Planes Copying Birds

Aircraft designers have borrowed many of the features that evolved during 150 million years of bird flight. This is known as bio-inspiration. An early example of bio-inspiration was the airfoil shape (see here). By 1920, aircraft also started to stow their landing gear to reduce drag just like birds. In 1980, upturned wing tips appeared as winglets on jet airplanes mimicking the wings of many birds (see here).

Grey Heron  (Ardea cinerea)  Akune, Kyushu, Japan. January. Photographer:  Peter R. Cavanagh

Grey Heron (Ardea cinerea) Akune, Kyushu, Japan. January. Photographer: Peter R. Cavanagh

The Grey Heron (above) shows another feature that has been used in planes. The small cluster of feathers in the middle of the wing (see arrows below) is called the “alula”. It is attached to the bird’s thumb and is deployed at slow speeds to alter the flow of air over the wing and prevent a stall.

Sketch of the Grey Heron (above) with arrows pointing to the alula feathers that are deployed.

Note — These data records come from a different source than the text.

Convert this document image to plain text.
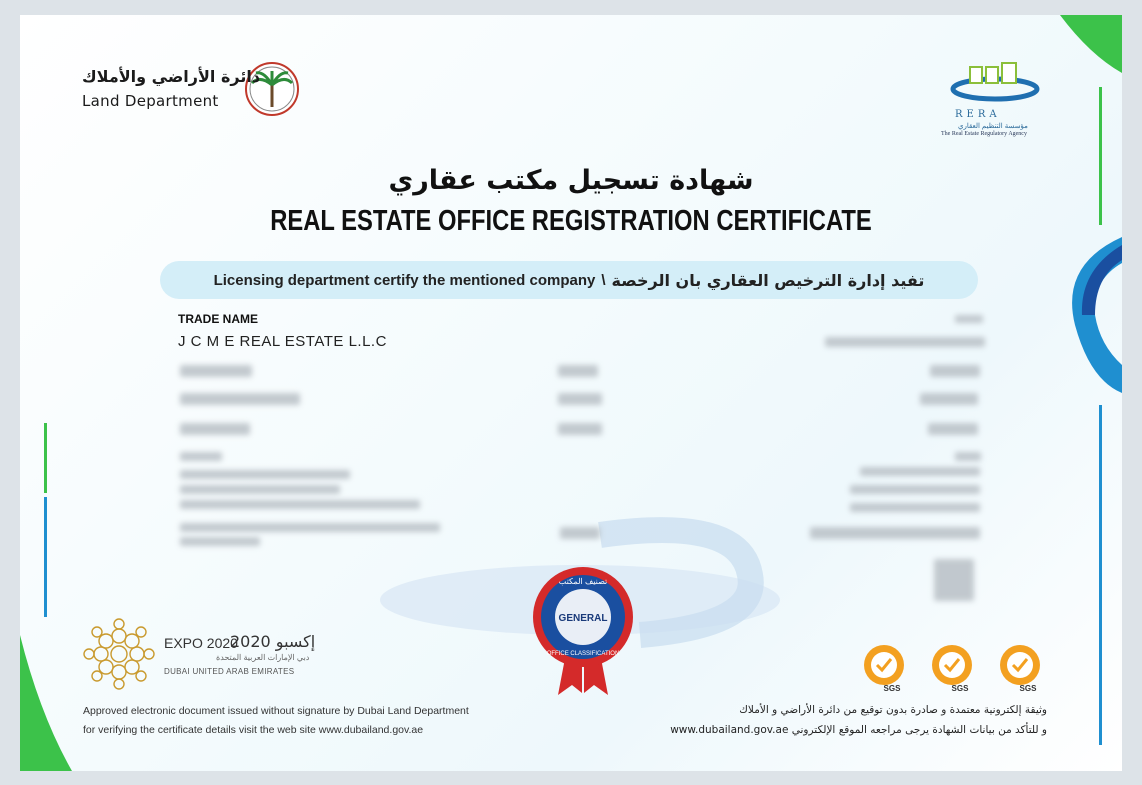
دائرة الأراضي والأملاك
Land Department
RERA
مؤسسة التنظيم العقاري
The Real Estate Regulatory Agency
شهادة تسجيل مكتب عقاري
REAL ESTATE OFFICE REGISTRATION CERTIFICATE
Licensing department certify the mentioned company \ تفيد إدارة الترخيص العقاري بان الرخصة
TRADE NAME
J C M E REAL ESTATE L.L.C
تصنيف المكتب
GENERAL
OFFICE CLASSIFICATION
EXPO 2020
إكسبو 2020
دبي الإمارات العربية المتحدة
DUBAI UNITED ARAB EMIRATES
SGS	SGS	SGS
Approved electronic document issued without signature by Dubai Land Department
for verifying the certificate details visit the web site www.dubailand.gov.ae
وثيقة إلكترونية معتمدة و صادرة بدون توقيع من دائرة الأراضي و الأملاك
و للتأكد من بيانات الشهادة يرجى مراجعه الموقع الإلكتروني www.dubailand.gov.ae
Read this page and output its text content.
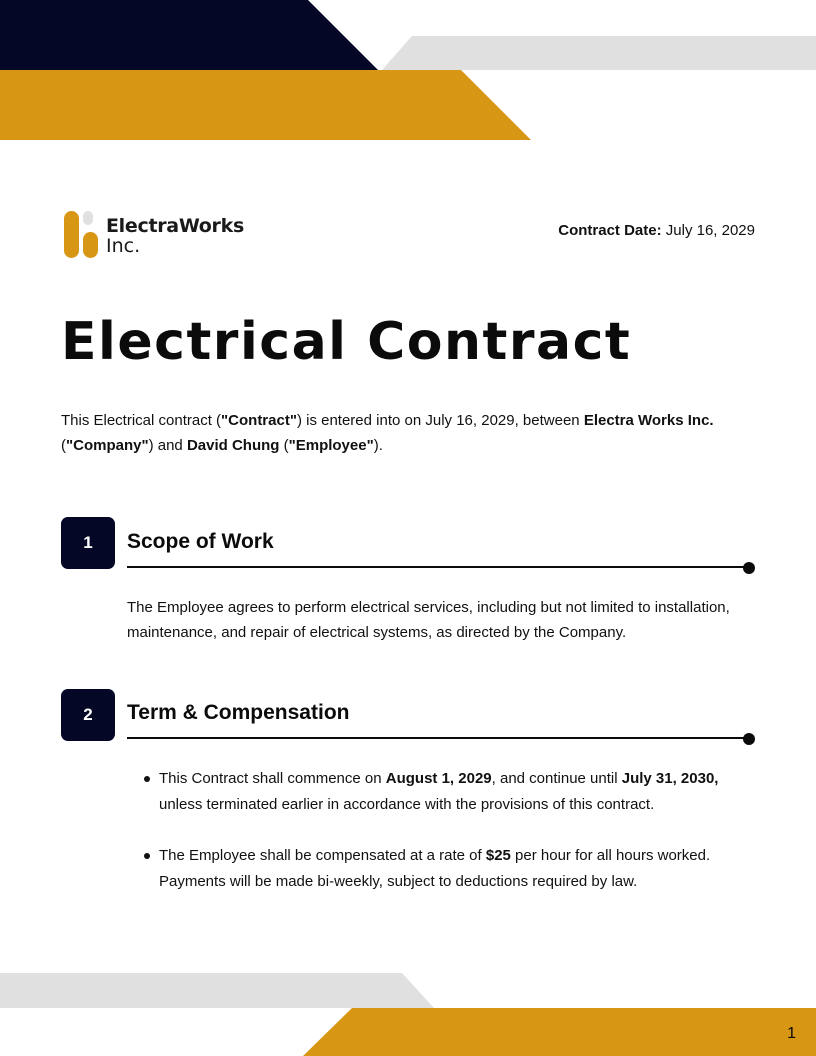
ElectraWorks
Inc.
Contract Date: July 16, 2029
Electrical Contract
This Electrical contract ("Contract") is entered into on July 16, 2029, between Electra Works Inc.
("Company") and David Chung ("Employee").
1	Scope of Work
The Employee agrees to perform electrical services, including but not limited to installation, maintenance, and repair of electrical systems, as directed by the Company.
2	Term & Compensation
This Contract shall commence on August 1, 2029, and continue until July 31, 2030, unless terminated earlier in accordance with the provisions of this contract.
The Employee shall be compensated at a rate of $25 per hour for all hours worked. Payments will be made bi-weekly, subject to deductions required by law.
1
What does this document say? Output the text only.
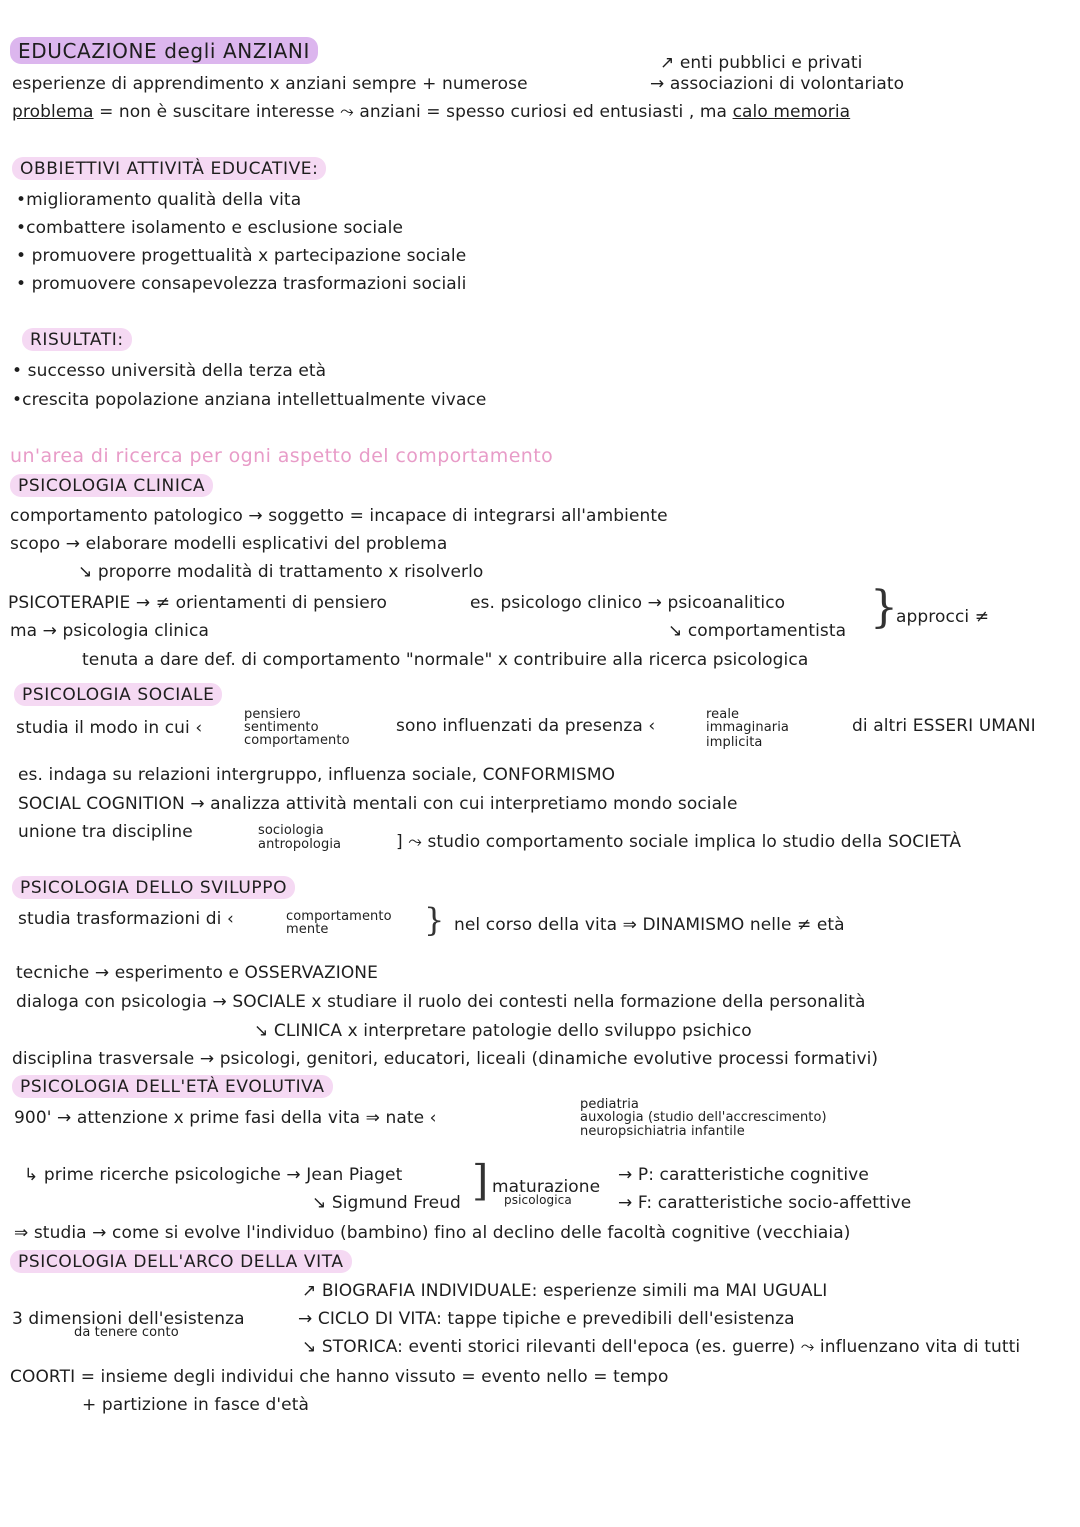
EDUCAZIONE degli ANZIANI	↗ enti pubblici e privati
esperienze di apprendimento x anziani sempre + numerose	→ associazioni di volontariato
problema = non è suscitare interesse ⤳ anziani = spesso curiosi ed entusiasti , ma calo memoria
OBBIETTIVI ATTIVITÀ EDUCATIVE:
•miglioramento qualità della vita
•combattere isolamento e esclusione sociale
• promuovere progettualità x partecipazione sociale
• promuovere consapevolezza trasformazioni sociali
RISULTATI:
• successo università della terza età
•crescita popolazione anziana intellettualmente vivace
un'area di ricerca per ogni aspetto del comportamento
PSICOLOGIA CLINICA
comportamento patologico → soggetto = incapace di integrarsi all'ambiente
scopo → elaborare modelli esplicativi del problema
↘ proporre modalità di trattamento x risolverlo
PSICOTERAPIE → ≠ orientamenti di pensiero	es. psicologo clinico → psicoanalitico
ma → psicologia clinica	↘ comportamentista }
approcci ≠
tenuta a dare def. di comportamento "normale" x contribuire alla ricerca psicologica
PSICOLOGIA SOCIALE
studia il modo in cui ‹
pensiero
sentimento
comportamento
sono influenzati da presenza ‹
reale
immaginaria
implicita
di altri ESSERI UMANI
es. indaga su relazioni intergruppo, influenza sociale, CONFORMISMO
SOCIAL COGNITION → analizza attività mentali con cui interpretiamo mondo sociale
unione tra discipline	sociologia
antropologia	] ⤳ studio comportamento sociale implica lo studio della SOCIETÀ
PSICOLOGIA DELLO SVILUPPO
studia trasformazioni di ‹	comportamento
mente	} nel corso della vita ⇒ DINAMISMO nelle ≠ età
tecniche → esperimento e OSSERVAZIONE
dialoga con psicologia → SOCIALE x studiare il ruolo dei contesti nella formazione della personalità
↘ CLINICA x interpretare patologie dello sviluppo psichico
disciplina trasversale → psicologi, genitori, educatori, liceali (dinamiche evolutive processi formativi)
PSICOLOGIA DELL'ETÀ EVOLUTIVA
900' → attenzione x prime fasi della vita ⇒ nate ‹
pediatria
auxologia (studio dell'accrescimento)
neuropsichiatria infantile
↳ prime ricerche psicologiche → Jean Piaget
↘ Sigmund Freud ] maturazione
psicologica
→ P: caratteristiche cognitive
→ F: caratteristiche socio-affettive
⇒ studia → come si evolve l'individuo (bambino) fino al declino delle facoltà cognitive (vecchiaia)
PSICOLOGIA DELL'ARCO DELLA VITA
↗ BIOGRAFIA INDIVIDUALE: esperienze simili ma MAI UGUALI
3 dimensioni dell'esistenza	→ CICLO DI VITA: tappe tipiche e prevedibili dell'esistenza
da tenere conto
↘ STORICA: eventi storici rilevanti dell'epoca (es. guerre) ⤳ influenzano vita di tutti
COORTI = insieme degli individui che hanno vissuto = evento nello = tempo
+ partizione in fasce d'età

Sketch of the Grey Heron (above) with arrows pointing to the alula feathers that are deployed.

Some airplanes have slotted wings with a retractable “slat” on the leading edge that serves the same purpose (see below).

Turbulent airflow over the wing (A) can be attenuated by deployment of a retractable slat (B) similar to a bird’s alula feathers.

Turbulent airflow over the wing (A) can be attenuated by deployment of a retractable slat (B) similar to a bird’s alula feathers.

 

 

 

 

LEARN MORE ABOUT BIRDS AND AIRPLANES

KIDS QUESTION: In the museum exhibit, we asked: What is a big difference between the shape of a bird’s tail and the tail of an aircraft?

The answer is: The airplane tail has a vertical part which is not present in a bird’s tail.
In a typical aircraft, the vertical components are the vertical stabilizer and a rudder.